Faraone, S. V. et al. (2015) Attention-deficit/hyperactivity disorder Nat. Rev. Dis. Primers doi:10.1038/nrdp.2015.20 ;  http://rdcu.be/gYyV

Faraone 8 Brain Images

http://medicalwritingtraining.com/With the growth of the Internet, we are flooded with information about attention deficit hyperactivity disorder from many sources, most of which aim to provide useful and compelling “facts” about the disorder. But, for the cautious reader, separating fact from opinion can be difficult when writers have not spelled out how they have come to decide that the information they present is factual.

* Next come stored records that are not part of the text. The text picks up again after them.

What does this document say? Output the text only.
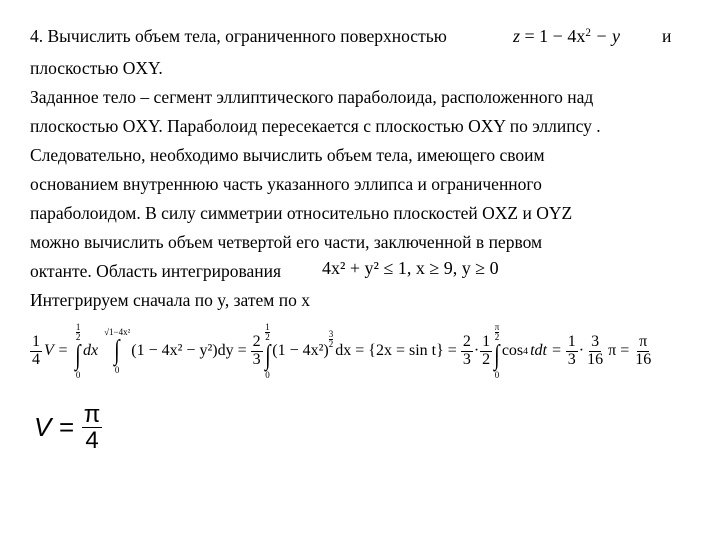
4. Вычислить объем тела, ограниченного поверхностью	$z = 1 - 4x^2 - y$ и
плоскостью OXY.
Заданное тело – сегмент эллиптического параболоида, расположенного над
плоскостью OXY. Параболоид пересекается с плоскостью OXY по эллипсу .
Следовательно, необходимо вычислить объем тела, имеющего своим
основанием внутреннюю часть указанного эллипса и ограниченного
параболоидом. В силу симметрии относительно плоскостей OXZ и OYZ
можно вычислить объем четвертой его части, заключенной в первом
октанте. Область интегрирования 4x² + y² ≤ 1, x ≥ 9, y ≥ 0
Интегрируем сначала по y, затем по x
$\frac{1}{4}$ V =
$\frac{1}{2}$
∫
0
dx
√1−4x²
∫
0
$(1 - 4x^2 - y^2)dy = \frac{2}{3}$
$\frac{1}{2}$
∫
0
(1 − 4x²)
$\frac{3}{2}$
dx = $\{2x = \sin t\} = \frac{2}{3} \cdot \frac{1}{2}$
$\frac{\pi}{2}$
∫
0
cos 4 tdt = $\frac{1}{3} \cdot \frac{3}{16}$ $\pi = \frac{\pi}{16}$
$V = \frac{\pi}{4}$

My blogs several guidelines to reassure readers that the information they read about ADHD is up-to-date and dependable. They are as follows:
Nearly all the information presented is based on peer-reviewed publications in the scientific literature about ADHD. “Peer-reviewed” means that other scientists read the article and made suggestions for changes and approved that it was of sufficient quality for publication. I say “nearly all” because in some cases I’ve used books or other information published by colleagues who have a reputation for high quality science.

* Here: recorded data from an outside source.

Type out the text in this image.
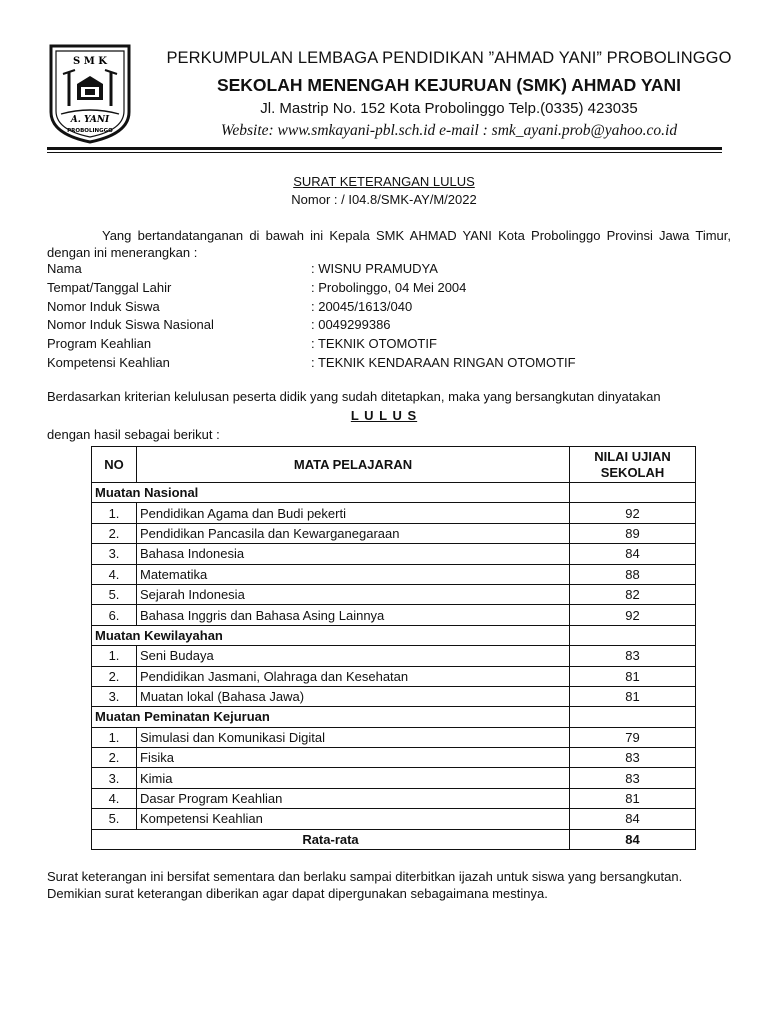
S M K
A. YANI
PROBOLINGGO
PERKUMPULAN LEMBAGA PENDIDIKAN ”AHMAD YANI” PROBOLINGGO
SEKOLAH MENENGAH KEJURUAN (SMK) AHMAD YANI
Jl. Mastrip No. 152 Kota Probolinggo Telp.(0335) 423035
Website: www.smkayani-pbl.sch.id e-mail : smk_ayani.prob@yahoo.co.id
SURAT KETERANGAN LULUS
Nomor : / I04.8/SMK-AY/M/2022
Yang bertandatanganan di bawah ini Kepala SMK AHMAD YANI Kota Probolinggo Provinsi Jawa Timur, dengan ini menerangkan :
Nama	: WISNU PRAMUDYA
Tempat/Tanggal Lahir	: Probolinggo, 04 Mei 2004
Nomor Induk Siswa	: 20045/1613/040
Nomor Induk Siswa Nasional	: 0049299386
Program Keahlian	: TEKNIK OTOMOTIF
Kompetensi Keahlian	: TEKNIK KENDARAAN RINGAN OTOMOTIF
Berdasarkan kriterian kelulusan peserta didik yang sudah ditetapkan, maka yang bersangkutan dinyatakan
L U L U S
dengan hasil sebagai berikut :
NO	MATA PELAJARAN	NILAI UJIAN
SEKOLAH
Muatan Nasional		
1.	Pendidikan Agama dan Budi pekerti	92
2.	Pendidikan Pancasila dan Kewarganegaraan	89
3.	Bahasa Indonesia	84
4.	Matematika	88
5.	Sejarah Indonesia	82
6.	Bahasa Inggris dan Bahasa Asing Lainnya	92
Muatan Kewilayahan		
1.	Seni Budaya	83
2.	Pendidikan Jasmani, Olahraga dan Kesehatan	81
3.	Muatan lokal (Bahasa Jawa)	81
Muatan Peminatan Kejuruan		
1.	Simulasi dan Komunikasi Digital	79
2.	Fisika	83
3.	Kimia	83
4.	Dasar Program Keahlian	81
5.	Kompetensi Keahlian	84
Rata-rata		84
Surat keterangan ini bersifat sementara dan berlaku sampai diterbitkan ijazah untuk siswa yang bersangkutan.
Demikian surat keterangan diberikan agar dapat dipergunakan sebagaimana mestinya.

When expressing certainty about putative facts, I am guided by the principles of evidenced based medicine, which recognizes that the degree to which we can be certain about the truth of scientific statements depends on several features of the scientific papers used to justify the statements such as the number of studies available and the quality of the individual studies. For example, compare these two types of studies. One study gives drug X to 10 ADHD patients and reports that 7 improved. Another gave drug Y to 100 patients and a placebo to 100 other patients and used statistics to show that the rate of improvement was significantly greater in the drug treated group. The second study is much better and much larger, so we should be more confident in its conclusions. The rules of evidence are fairly complex and can be viewed at the Oxford Center for Evidenced Based Medicine (OCEBM; http://www.cebm.net/).

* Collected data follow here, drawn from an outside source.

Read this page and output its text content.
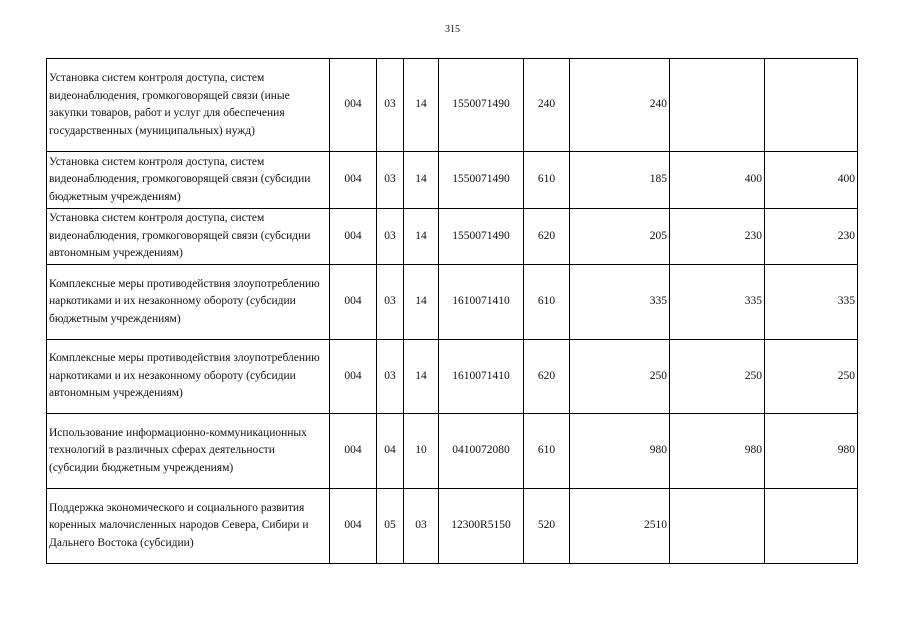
315
Установка систем контроля доступа, систем видеонаблюдения, громкоговорящей связи (иные закупки товаров, работ и услуг для обеспечения государственных (муниципальных) нужд)	004	03	14	1550071490	240	240		
Установка систем контроля доступа, систем видеонаблюдения, громкоговорящей связи (субсидии бюджетным учреждениям)	004	03	14	1550071490	610	185	400	400
Установка систем контроля доступа, систем видеонаблюдения, громкоговорящей связи (субсидии автономным учреждениям)	004	03	14	1550071490	620	205	230	230
Комплексные меры противодействия злоупотреблению наркотиками и их незаконному обороту (субсидии бюджетным учреждениям)	004	03	14	1610071410	610	335	335	335
Комплексные меры противодействия злоупотреблению наркотиками и их незаконному обороту (субсидии автономным учреждениям)	004	03	14	1610071410	620	250	250	250
Использование информационно-коммуникационных технологий в различных сферах деятельности (субсидии бюджетным учреждениям)	004	04	10	0410072080	610	980	980	980
Поддержка экономического и социального развития коренных малочисленных народов Севера, Сибири и Дальнего Востока (субсидии)	004	05	03	12300R5150	520	2510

The evidenced-based approach incorporates two types of information: a) the quality of the evidence and b) the magnitude of the treatment effect. The OCEBM levels of evidence quality are defined as follows (higher numbers are better:

  1. Mechanism based reasoning.   For example, some data suggest that oxidative stress leads to ADHD and we know that omega-3 fatty acids reduce oxidative stress.  So there is a reasonable mechanism whereby omega-3 therapy might help ADHD people.
  2. Studies of one or a few people without a control group or studies that compare treated patients to those that were not treated in the past.
  3. Non-randomized, controlled studies.    In these studies the treatment group is compared to a group that receives a placebo treatment, which is a fake treatment not expected to work.   Non-randomized means that the comparison might be confounded by having placed different types of patients in the treatment and control groups.
  4. Single randomized trial.   This type of study is not confounded.
  5. Systematic review and meta-analysis of randomized trials.  This means that many randomized trials have been completed and someone has combined them to reach a more accurate conclusion.

It is possible to have high quality evidence proving that a treatment ‘works’ but the treatment might not work very well.  So it is important to consider the magnitude of the treatment effect, also called the “effect size” by statisticians.  For ADHD, it is easiest to think about ranking treatments on a ten point scale.   The stimulant medications have a quality rating of 5 and also have the strongest magnitude of effect, about 9 or 10.  Omega-3 fatty acid supplementation ‘works’ with a quality rating of 5, but the score for magnitude of effect is only 2 so it doesn’t work very well.  We have to take into account patient or parent preferences, comorbid conditions, prior response to treatment and other issues when choosing a treatment for a specific patient, but we can only use an evidenced-based approach when deciding which treatments are well supported as helpful for a disorder.